By Kyle Phillips, About.com

Drunken Fruit, or Conserva Antica: This can be quite spectacular; I recall a restaurant in Rome that kept a big jar of it on the counter, adding more fruit or alcohol when the level dropped. You'll need:

Ingredients:

  • 5 1/2 pounds (2.5 k) mixed fruit, for example raspberries, cherries, blueberries,
  • apricots, pears, plums, peaches, and whatever else strikes your fancy
  • 2 1/4 pounds (1 k, or about 4 cups) sugar
  • 2 quarts (liters) aquavit (what you prefer, e.g. brandy, cognac, rum, good vodka, grappa, etc.)
  • 3/5 cup (150 ml) water

Preparation:

Wash the fruit and pat it dry; pit the fruit with pits, peel the peaches, and core the pears.

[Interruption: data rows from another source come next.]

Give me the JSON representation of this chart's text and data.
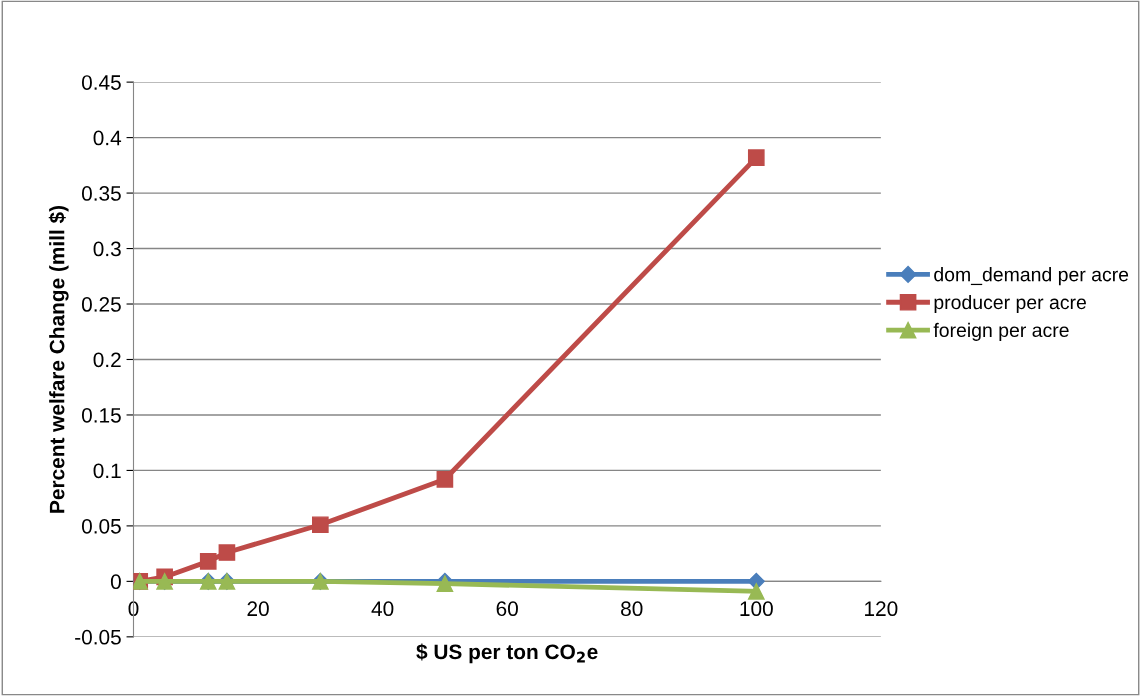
{
  "chart_data": {
    "type": "line",
    "xlabel": "$ US per ton CO$_{2}$e",
    "ylabel": "Percent welfare Change (mill $)",
    "xlim": [
      0,
      120
    ],
    "xticks": [
      0,
      20,
      40,
      60,
      80,
      100,
      120
    ],
    "ylim": [
      -0.05,
      0.45
    ],
    "yticks": [
      -0.05,
      0,
      0.05,
      0.1,
      0.15,
      0.2,
      0.25,
      0.3,
      0.35,
      0.4,
      0.45
    ],
    "grid": "y",
    "legend": "right",
    "line_style": "solid",
    "series": [
      {
        "name": "dom_demand per acre",
        "color": "#4a7ebb",
        "marker": "diamond",
        "x": [
          1,
          5,
          12,
          15,
          30,
          50,
          100
        ],
        "values": [
          0,
          0,
          0,
          0,
          0,
          0,
          0
        ]
      },
      {
        "name": "producer per acre",
        "color": "#be4b48",
        "marker": "square",
        "x": [
          1,
          5,
          12,
          15,
          30,
          50,
          100
        ],
        "values": [
          0,
          0.004,
          0.018,
          0.026,
          0.051,
          0.092,
          0.382
        ]
      },
      {
        "name": "foreign per acre",
        "color": "#98b954",
        "marker": "triangle",
        "x": [
          1,
          5,
          12,
          15,
          30,
          50,
          100
        ],
        "values": [
          0,
          0,
          0,
          0,
          0,
          -0.002,
          -0.009
        ]
      }
    ]
  }
}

Cut all the pieces of fruit in half, and layer the fruit in a wide-mouthed jar. Add the aquavit. Seal the jar, give it a good shake, and put it in a cool dark place for a week. When the week is up, make a syrup by bringing the sugar and water to a boil. Let it cool and add it to the fruit. Mix well, reseal the jar, and let it rest in a cool dark place for a month before enjoying it. The fruit will be nice served over ice cream, or with cream, and will also come in handy for decorating cakes and puddings. The syrup, on the other hand, will be a tasty fruit liqueur.

Yield: an abundance of drunken fruit.